Ce qui vient d’être dit justifie le dicton, de portée globale, de nos Sages, selon lequel : “ Ce n’est pas la théorie, mais bien la pratique qui est essentielle ”. En effet, ces Sages avaient connaissance des secrets de la Torah et de ses concepts les plus abstraits, mais, simultanément, ils prônaient la pratique la plus scrupuleuse d’actes matériels, en apparence secondaire, y compris quand ils concernent la nourriture, la boisson et tous les domaines mineurs. Et, c’est bien là le critère à retenir, pour chaque personne et en toute activité. Il en est de même également pour la séparation de la religion et de l’état. La première étape, la plus essentielle, consiste à évaluer ce qui en résultera concrètement. Or, il est aisé d’imaginer ce que sera, demain, la conséquence que l’on peut attendre d’une telle séparation, puisqu’elle aurait pour effet de supprimer les subventions versées à toutes les institutions religieuses de notre Terre Sainte. Peut-on imaginer qu’après une telle séparation, on puisse ouvrir un plus grand nombre d’écoles basées sur les valeurs sacrées et de Yechivot, multiplier les Rabbanim et les Cho’hatim, obtenir la satisfaction des besoins religieux à un moindre coût ? Tout cela est tellement évident qu’il est sûrement inutile d’expliquer plus longuement pourquoi quiconque est religieux et anticipe l’événement a le devoir de s’opposer, de la manière la plus ferme, à l’idée de séparer la religion et l’état. Et, pour cela, il est inutile d’imaginer ce qui se passera dans plusieurs années, une telle prévision ne pouvant être qu’incertaine(3). Il suffit de se demander ce qui se passera demain ou après-demain.
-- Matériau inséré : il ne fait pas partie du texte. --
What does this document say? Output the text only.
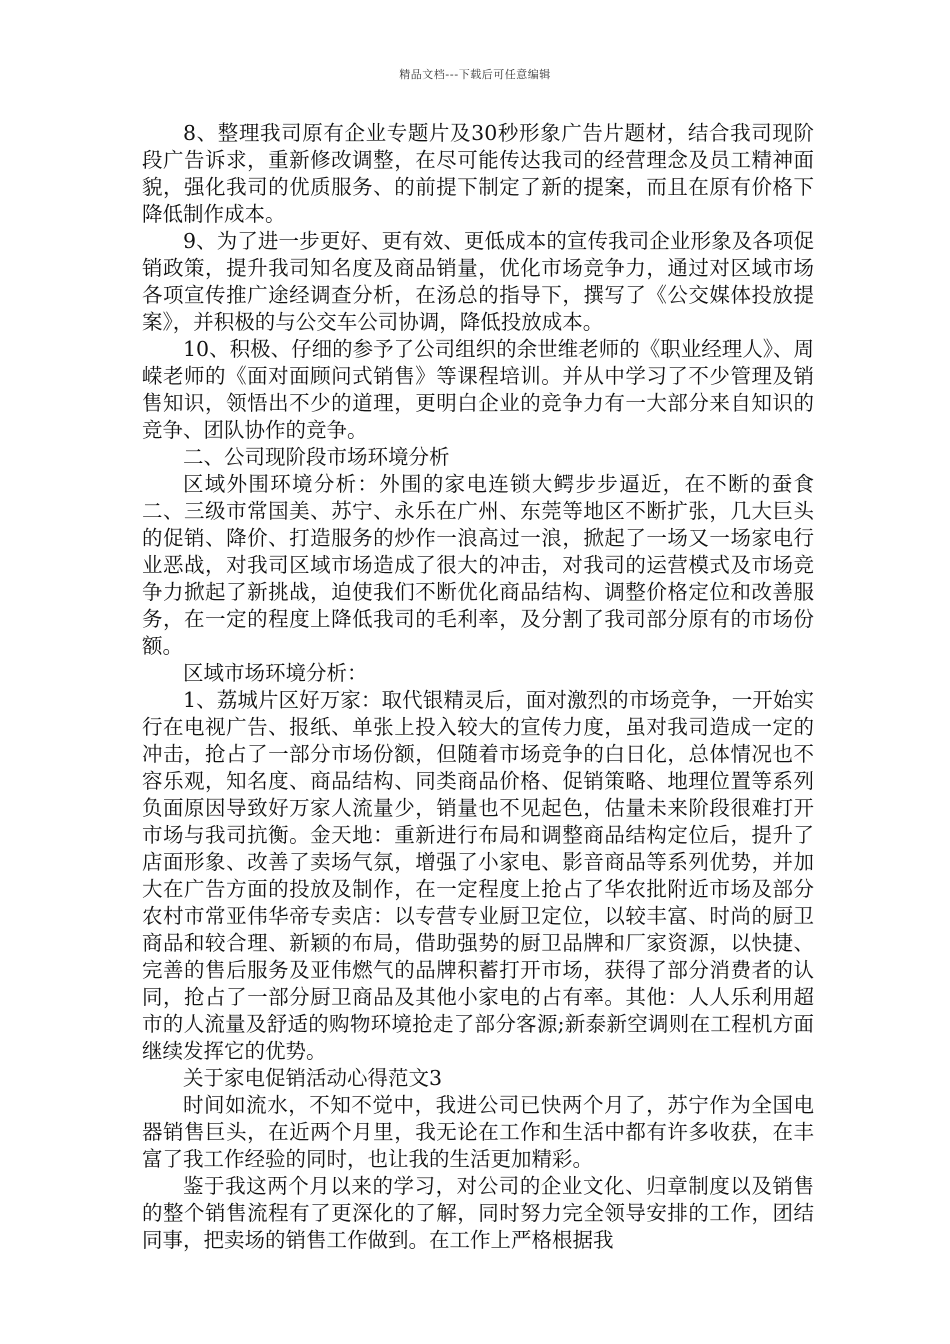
精品文档---下载后可任意编辑

8、整理我司原有企业专题片及30秒形象广告片题材，结合我司现阶段广告诉求，重新修改调整，在尽可能传达我司的经营理念及员工精神面貌，强化我司的优质服务、的前提下制定了新的提案，而且在原有价格下降低制作成本。

9、为了进一步更好、更有效、更低成本的宣传我司企业形象及各项促销政策，提升我司知名度及商品销量，优化市场竞争力，通过对区域市场各项宣传推广途经调查分析，在汤总的指导下，撰写了《公交媒体投放提案》，并积极的与公交车公司协调，降低投放成本。

10、积极、仔细的参予了公司组织的余世维老师的《职业经理人》、周嵘老师的《面对面顾问式销售》等课程培训。并从中学习了不少管理及销售知识，领悟出不少的道理，更明白企业的竞争力有一大部分来自知识的竞争、团队协作的竞争。

二、公司现阶段市场环境分析

区域外围环境分析：外围的家电连锁大鳄步步逼近，在不断的蚕食二、三级市常国美、苏宁、永乐在广州、东莞等地区不断扩张，几大巨头的促销、降价、打造服务的炒作一浪高过一浪，掀起了一场又一场家电行业恶战，对我司区域市场造成了很大的冲击，对我司的运营模式及市场竞争力掀起了新挑战，迫使我们不断优化商品结构、调整价格定位和改善服务，在一定的程度上降低我司的毛利率，及分割了我司部分原有的市场份额。

区域市场环境分析：

1、荔城片区好万家：取代银精灵后，面对激烈的市场竞争，一开始实行在电视广告、报纸、单张上投入较大的宣传力度，虽对我司造成一定的冲击，抢占了一部分市场份额，但随着市场竞争的白日化，总体情况也不容乐观，知名度、商品结构、同类商品价格、促销策略、地理位置等系列负面原因导致好万家人流量少，销量也不见起色，估量未来阶段很难打开市场与我司抗衡。金天地：重新进行布局和调整商品结构定位后，提升了店面形象、改善了卖场气氛，增强了小家电、影音商品等系列优势，并加大在广告方面的投放及制作，在一定程度上抢占了华农批附近市场及部分农村市常亚伟华帝专卖店：以专营专业厨卫定位，以较丰富、时尚的厨卫商品和较合理、新颖的布局，借助强势的厨卫品牌和厂家资源，以快捷、完善的售后服务及亚伟燃气的品牌积蓄打开市场，获得了部分消费者的认同，抢占了一部分厨卫商品及其他小家电的占有率。其他：人人乐利用超市的人流量及舒适的购物环境抢走了部分客源;新泰新空调则在工程机方面继续发挥它的优势。

关于家电促销活动心得范文3

时间如流水，不知不觉中，我进公司已快两个月了，苏宁作为全国电器销售巨头，在近两个月里，我无论在工作和生活中都有许多收获，在丰富了我工作经验的同时，也让我的生活更加精彩。

鉴于我这两个月以来的学习，对公司的企业文化、归章制度以及销售的整个销售流程有了更深化的了解，同时努力完全领导安排的工作，团结同事，把卖场的销售工作做到。在工作上严格根据我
A l’occasion de la fête de Chavouot, qui approche, et conformément à la formulation adoptée par les membres de la Grande Assemblée, à l’époque d’Ezra le scribe, qui la définissent comme “ le temps du don de notre Torah ”, je me permets de vous souhaiter, à vous-même et à tous ceux qui reçoivent votre influence, que ce soit effectivement le temps à la fois du don et de la réception de la Torah. Selon la formule consacrée, vous recevrez la Torah joyeusement et d’une manière profonde. Avec mes respects et ma bénédiction,
Notes
(1) Voir, à son sujet, la lettre n°6765.
(2) Voir, à ce sujet, la lettre n°6885.
(3) Parce qu’à trop long terme.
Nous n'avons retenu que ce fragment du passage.